Since you have been faithful in small matters, come share your master’s joy. Today’s Gospel passage continues the theme of preparedness that ran through the discourse on the end times which Jesus was using to exhort his disciples to perpetual preparedness. The discourse was not meant to scare the disciples but rather to remind them to remain faithful to their call. For according to Jesus, one of the criteria that will be used in the last judgment will be fidelity: fidelity to our identity as disciples.
According to Jesus, when it comes to fidelity on our identity as his followers, we will be judged not on the evil things that we have done but rather on our failure to do anything. The servant who refused to trade his master’s talent committed no criminal offense. Had the master taken him to court, he would have been found innocent of any criminal mischief. However, he was guilty of not doing what his job description demanded of him. To his master, he was more than a servant: he had been entrusted with stewardship of his master’s estate. As such, his responsibility was not only making sure his master’s estate is secure (which he did), but also ensuring that the estate was yielding profit.
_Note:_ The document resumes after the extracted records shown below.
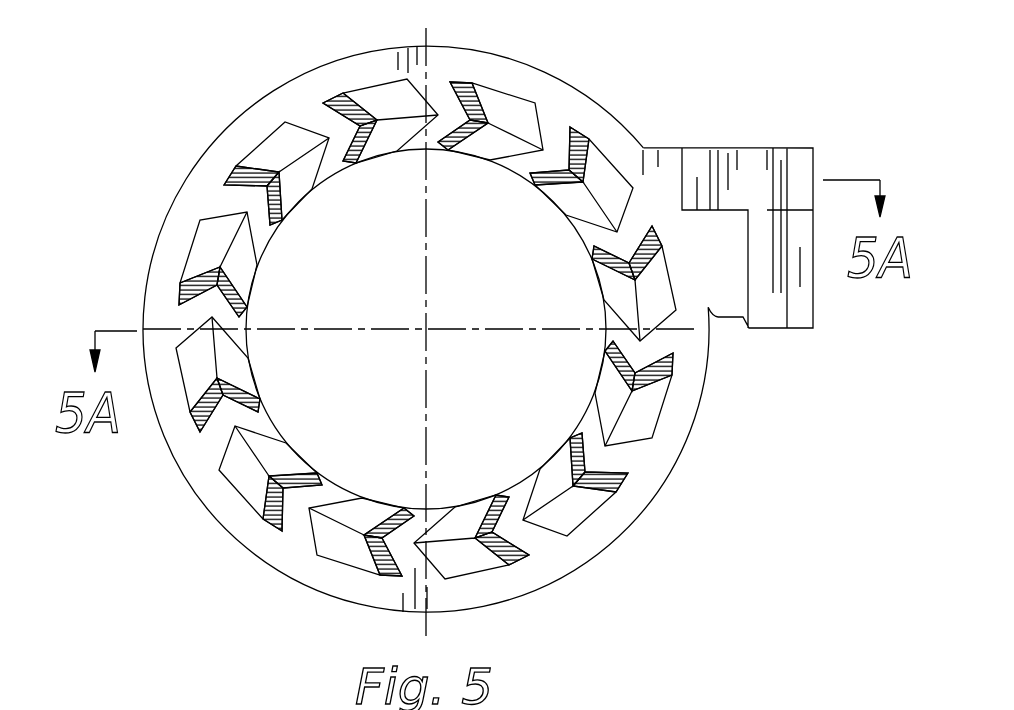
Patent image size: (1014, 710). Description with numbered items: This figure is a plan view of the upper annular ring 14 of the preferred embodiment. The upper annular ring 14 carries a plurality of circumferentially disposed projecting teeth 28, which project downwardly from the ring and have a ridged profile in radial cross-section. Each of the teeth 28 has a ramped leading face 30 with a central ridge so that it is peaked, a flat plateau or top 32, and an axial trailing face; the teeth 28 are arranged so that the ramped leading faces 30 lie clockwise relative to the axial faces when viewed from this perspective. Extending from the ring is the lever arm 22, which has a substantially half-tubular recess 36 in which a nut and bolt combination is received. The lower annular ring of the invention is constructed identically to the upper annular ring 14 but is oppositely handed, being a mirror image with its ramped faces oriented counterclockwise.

The upper annular ring 14 is at (688, 488).
The lever arm 22 is at (814, 284).
The projecting teeth 28 is at (246, 376).
The ramped leading face 30 is at (285, 133).
The flat plateau or top 32 is at (231, 178).
The half-tubular recess 36 is at (772, 300).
By deciding to bury his master’s talent in the ground, the servant failed in one of his responsibilities, perhaps his most important responsibility.
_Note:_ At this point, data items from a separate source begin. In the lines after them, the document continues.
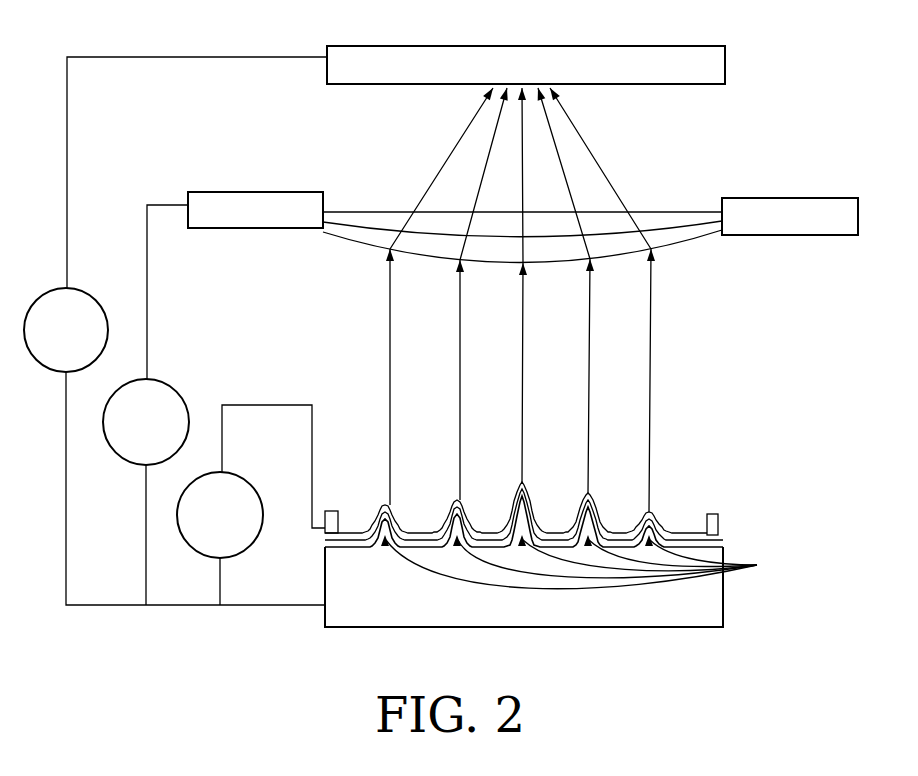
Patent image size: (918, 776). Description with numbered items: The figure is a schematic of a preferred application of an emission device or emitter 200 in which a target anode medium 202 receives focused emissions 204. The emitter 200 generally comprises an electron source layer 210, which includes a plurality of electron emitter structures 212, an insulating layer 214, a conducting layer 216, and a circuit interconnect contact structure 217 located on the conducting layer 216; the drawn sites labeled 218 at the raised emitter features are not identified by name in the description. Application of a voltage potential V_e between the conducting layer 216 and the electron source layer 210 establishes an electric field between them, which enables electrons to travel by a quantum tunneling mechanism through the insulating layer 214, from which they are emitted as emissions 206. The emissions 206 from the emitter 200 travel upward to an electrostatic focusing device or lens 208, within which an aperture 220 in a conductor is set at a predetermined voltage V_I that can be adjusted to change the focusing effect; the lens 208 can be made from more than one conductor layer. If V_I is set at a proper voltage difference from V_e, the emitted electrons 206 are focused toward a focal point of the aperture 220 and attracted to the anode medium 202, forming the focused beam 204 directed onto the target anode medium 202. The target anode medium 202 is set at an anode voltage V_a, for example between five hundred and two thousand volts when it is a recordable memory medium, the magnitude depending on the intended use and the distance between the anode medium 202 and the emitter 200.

The emitter 200 is at (311, 353).
The target anode medium 202 is at (725, 77).
The focused beam 204 is at (633, 183).
The emissions 206 is at (652, 345).
The electrostatic focusing lens 208 is at (237, 192).
The electron source layer 210 is at (723, 618).
The electron emitter structures 212 is at (589, 562).
The insulating layer 214 is at (697, 540).
The conducting layer 216 is at (357, 532).
The circuit interconnect contact structure 217 is at (328, 511).
The emitter tips 218 is at (397, 490).
The aperture 220 is at (688, 250).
At baptism, we are given the commission to go to the entire world in order to preach the good news. Most of the time when we hear of preaching the good news we only think of those who have dedicated their lives to spread the message of Jesus both within and across the borders of their countries. Unless we are priests or nuns or religious or directors of religious education, we never imagine ourselves as preachers of the good news. We often imagine that our role in preaching the good news is limited to the material aid we give to missionaries. Inasmuch as giving material aid to missionaries is indispensable, we are still called to do the preaching too. This we do, not necessarily by joining missionary groups in their evangelization expeditions, but rather by proclaiming the good news in the places where the Lord has planted us. We can still preach the good news without opening our bibles or even mentioning the name Jesus. We can preach the good news by the way we treat our family members, our neighbors, our colleagues at work, those that we meet in the subway and in the malls. We preach the good news by utilizing the talents that the Lord has given us, for when we offer services in love, those who receive them will end up thanking God even as they show their appreciation to us. Such will be our way of remaining faithful in the small things the Lord has entrusted to our care.